Here are two more AWESOME ways to use resistance to improve your swimming and your feel for the water.


Sculling


Sculling is all about learning how to change the direction of your arm actions while maintaining pressure on the water. There is a lot of vertical and lateral movement. Learning to manage those transitions in direction is what effective sculling is all about. The challenge can sometimes be that it’s hard to feel when pressure is lost or reduced during a transition in direction. If you can’t initially feel what’s happening, that’s going to make learning difficult.


So, what the solution? Add resistance! The extra resistance will provide more feedback about the pressure you’re experiencing. More pressure feedback equals more progress. Because the resistance is making the pressure more obvious, it will be much easier to tell if you’ve lost pressure while you’re sculling. If that’s the case, there will be strong pressure followed immediately by a huge drop in pressure on the arm. You’ll definitely feel it.


This extra feedback can be really useful when there are certain sculling actions or positions that you struggle with. You can spend extra time in those positions working with added resistance. This will help to speed up the timeline for learning how to control pressure while changing the direction of your arm path.


Hand Manipulations


Earlier, we explored how changing the surface area of your hand is a great opportunity to improve your awareness and sensitivity, as well as improve your pulling actions. A key aspect of changing hand surface areas is to feel differences in pressure. The ability to create and feel pressure with resistance is magnified. Likewise, the difference in pressure as a result of a change in surface area is also greatly magnified. When you experience changes in surface area, the impact of these changes is much more obvious with resistance.


Whereas the difference in pressure while swimming with one paddle is subtle under normal conditions, there is no subtlety when swimming with resistance. It’s obvious. This is beneficial for two reasons. Because the difference is obvious, it’s much easier to become aware of what is happening. Further, because the differences are more significant, there is a much greater challenge in learning how to minimize the differences between the paddle and the hand.

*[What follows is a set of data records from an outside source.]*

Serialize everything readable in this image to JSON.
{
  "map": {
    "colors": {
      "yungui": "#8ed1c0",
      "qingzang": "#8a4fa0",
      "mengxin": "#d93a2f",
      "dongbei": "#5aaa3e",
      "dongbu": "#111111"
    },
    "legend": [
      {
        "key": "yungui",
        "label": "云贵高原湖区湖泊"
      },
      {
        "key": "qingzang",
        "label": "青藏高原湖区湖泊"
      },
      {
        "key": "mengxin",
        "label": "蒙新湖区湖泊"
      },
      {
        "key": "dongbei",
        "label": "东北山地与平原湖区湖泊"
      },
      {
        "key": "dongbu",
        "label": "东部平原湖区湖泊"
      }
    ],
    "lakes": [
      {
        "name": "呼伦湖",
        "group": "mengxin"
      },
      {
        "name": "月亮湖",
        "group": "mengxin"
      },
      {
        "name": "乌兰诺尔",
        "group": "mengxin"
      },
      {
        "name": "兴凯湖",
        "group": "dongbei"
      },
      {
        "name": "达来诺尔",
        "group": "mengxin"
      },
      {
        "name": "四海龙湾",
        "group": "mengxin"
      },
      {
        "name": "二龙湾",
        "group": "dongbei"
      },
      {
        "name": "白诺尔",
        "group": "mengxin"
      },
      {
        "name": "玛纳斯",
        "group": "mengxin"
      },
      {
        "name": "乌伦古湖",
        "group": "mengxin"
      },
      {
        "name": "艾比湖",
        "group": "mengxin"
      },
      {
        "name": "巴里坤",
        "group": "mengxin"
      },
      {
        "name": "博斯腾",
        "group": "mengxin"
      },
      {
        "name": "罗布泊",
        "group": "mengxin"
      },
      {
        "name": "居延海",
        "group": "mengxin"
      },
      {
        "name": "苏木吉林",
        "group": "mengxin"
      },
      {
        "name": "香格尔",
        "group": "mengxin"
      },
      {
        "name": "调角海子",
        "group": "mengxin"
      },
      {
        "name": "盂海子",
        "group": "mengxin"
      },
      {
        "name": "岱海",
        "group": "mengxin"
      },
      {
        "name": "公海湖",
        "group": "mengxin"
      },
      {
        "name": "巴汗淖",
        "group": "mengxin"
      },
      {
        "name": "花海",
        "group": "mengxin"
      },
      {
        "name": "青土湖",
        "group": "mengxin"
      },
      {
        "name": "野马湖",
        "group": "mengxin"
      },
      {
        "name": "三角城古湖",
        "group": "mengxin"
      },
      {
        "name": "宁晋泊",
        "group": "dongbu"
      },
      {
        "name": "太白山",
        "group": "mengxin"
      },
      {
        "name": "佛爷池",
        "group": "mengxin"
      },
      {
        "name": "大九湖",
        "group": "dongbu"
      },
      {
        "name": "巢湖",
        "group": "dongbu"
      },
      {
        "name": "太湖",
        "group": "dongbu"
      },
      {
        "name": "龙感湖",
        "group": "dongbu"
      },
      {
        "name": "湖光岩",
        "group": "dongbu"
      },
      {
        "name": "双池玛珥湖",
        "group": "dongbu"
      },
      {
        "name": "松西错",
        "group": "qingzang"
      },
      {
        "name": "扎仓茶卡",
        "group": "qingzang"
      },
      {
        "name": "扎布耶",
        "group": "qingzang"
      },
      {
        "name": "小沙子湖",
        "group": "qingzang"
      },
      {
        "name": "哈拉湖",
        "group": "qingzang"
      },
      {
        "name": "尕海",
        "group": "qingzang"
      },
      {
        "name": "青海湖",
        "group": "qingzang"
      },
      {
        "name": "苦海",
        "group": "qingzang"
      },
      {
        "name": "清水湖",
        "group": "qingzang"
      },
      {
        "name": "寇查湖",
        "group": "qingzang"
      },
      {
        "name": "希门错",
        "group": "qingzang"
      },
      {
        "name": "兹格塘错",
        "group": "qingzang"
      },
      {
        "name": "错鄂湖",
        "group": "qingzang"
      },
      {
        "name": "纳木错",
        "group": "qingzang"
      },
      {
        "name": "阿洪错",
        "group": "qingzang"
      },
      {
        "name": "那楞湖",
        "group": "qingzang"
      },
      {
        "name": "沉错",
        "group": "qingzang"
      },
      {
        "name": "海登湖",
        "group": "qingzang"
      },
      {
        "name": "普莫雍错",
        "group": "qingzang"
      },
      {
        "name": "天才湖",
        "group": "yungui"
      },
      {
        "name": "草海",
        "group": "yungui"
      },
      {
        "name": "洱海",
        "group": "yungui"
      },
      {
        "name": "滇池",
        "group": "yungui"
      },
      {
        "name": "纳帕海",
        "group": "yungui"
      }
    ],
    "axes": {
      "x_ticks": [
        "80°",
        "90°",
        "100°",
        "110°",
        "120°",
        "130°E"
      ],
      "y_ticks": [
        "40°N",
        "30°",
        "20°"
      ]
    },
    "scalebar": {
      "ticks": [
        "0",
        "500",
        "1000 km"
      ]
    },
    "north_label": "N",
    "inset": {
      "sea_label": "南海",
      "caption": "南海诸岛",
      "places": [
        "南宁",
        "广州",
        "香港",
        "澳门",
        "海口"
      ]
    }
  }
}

Awareness is increased, as well as the challenge of creating change. That’s win-win.


These benefits apply whether you are using contrasting methods where each hand has a different surface area, or whether you are using variation methods, where the surface area of both hands is changing across repetitions of a set. By increasing the awareness of pressure, we can change the ability to sense and manipulate the pressure that already exists.


Resistance Works


Hopefully, the power of resistance work is evident to you. While most use this type of training for increasing strength in the water (it works!), we’re going to use resistance for an even more important purpose, enhancing what you feel with each and every stroke.


Learning to feel the water is difficult because the sensations are often subtle and they’re often ‘quiet’. To get attuned to what the water is telling us, we need an amplifier. Resistance work is that amplifier. While it works well on its own, it’s even more effective when combined with all of the other strategies described so far. If you’re struggling with any of the other the tools we’re using, simply adding a light amount of resistance can make all the difference in the world. Start light, go slow, and turn up the feedback!